Note: If the area involved is within 10% or 10 square kilometers of the original transfer between the two countries, the prior transfer is a reversion (1), but if less than that, it is not (0).

Q3. Multinational organization. Was the intervention carried out by, or with the approval of, a multinational organization (e.g., the United Nations, NATO, the League of Nations)? The available answers are (0) no; (1) yes; (9) unclear.

Q4. International recognition. Was the transfer recognized by the international community? Since the project is concerned with the legitimacy of conquest under international law, it is important to note whether the international community recognized a territorial exchange.
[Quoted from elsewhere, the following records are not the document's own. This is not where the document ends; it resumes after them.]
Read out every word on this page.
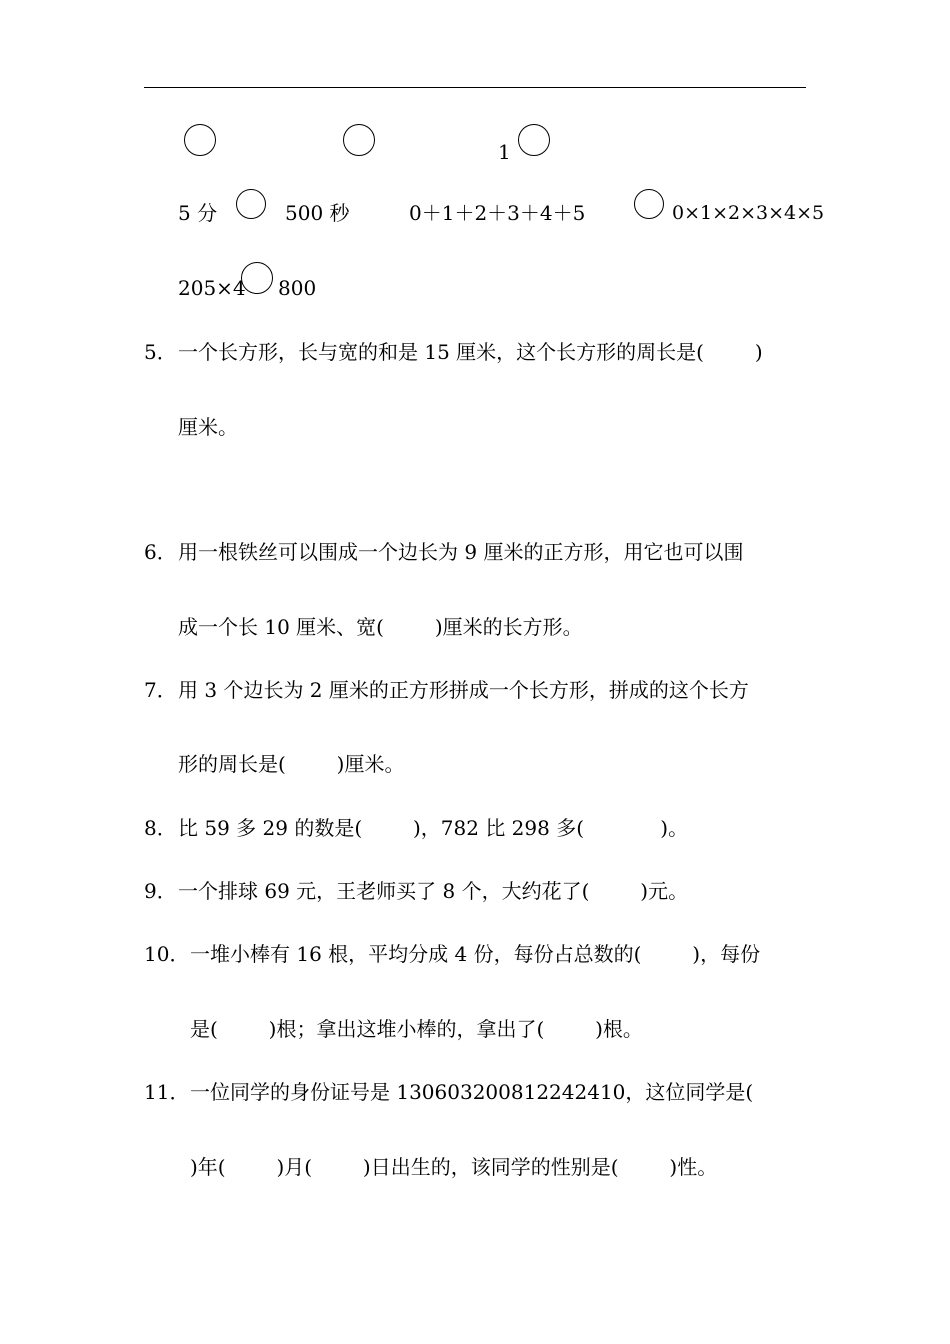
1
5 分	500 秒	0＋1＋2＋3＋4＋5	0×1×2×3×4×5
205×4 800
5． 一个长方形，长与宽的和是 15 厘米，这个长方形的周长是(        )
厘米。
6． 用一根铁丝可以围成一个边长为 9 厘米的正方形，用它也可以围
成一个长 10 厘米、宽(        )厘米的长方形。
7． 用 3 个边长为 2 厘米的正方形拼成一个长方形，拼成的这个长方
形的周长是(        )厘米。
8． 比 59 多 29 的数是(        )，782 比 298 多(            )。
9． 一个排球 69 元，王老师买了 8 个，大约花了(        )元。
10． 一堆小棒有 16 根，平均分成 4 份，每份占总数的(        )，每份
是(        )根；拿出这堆小棒的，拿出了(        )根。
11． 一位同学的身份证号是 130603200812242410，这位同学是(
)年(        )月(        )日出生的，该同学的性别是(        )性。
The available answers are (0) there is no evidence that any state other than those involved recognized the transfer (or the only evidence regarding recognition is of refusal to recognize); (1) one country other than those involved recognized the transfer; (2) less than a majority of countries other than those involved recognized the transfer; (3) the majority of countries recognized the transfer; and (4) nearly all countries recognized the transfer (if there was a treaty between the states involved in the transfer in which the losing state consented to the transfer, the default expectation is that the transfer should be placed in this category unless there is clear evidence to the contrary). If there is no formal or affirmative act of recognition, but all states appear to accept the transfer (for example, by continuing normal trading relations with the territory in a way that suggests acceptance of the transfer) and no state rejects the transfer or refuses to recognize it, then the episode should be coded a “4”.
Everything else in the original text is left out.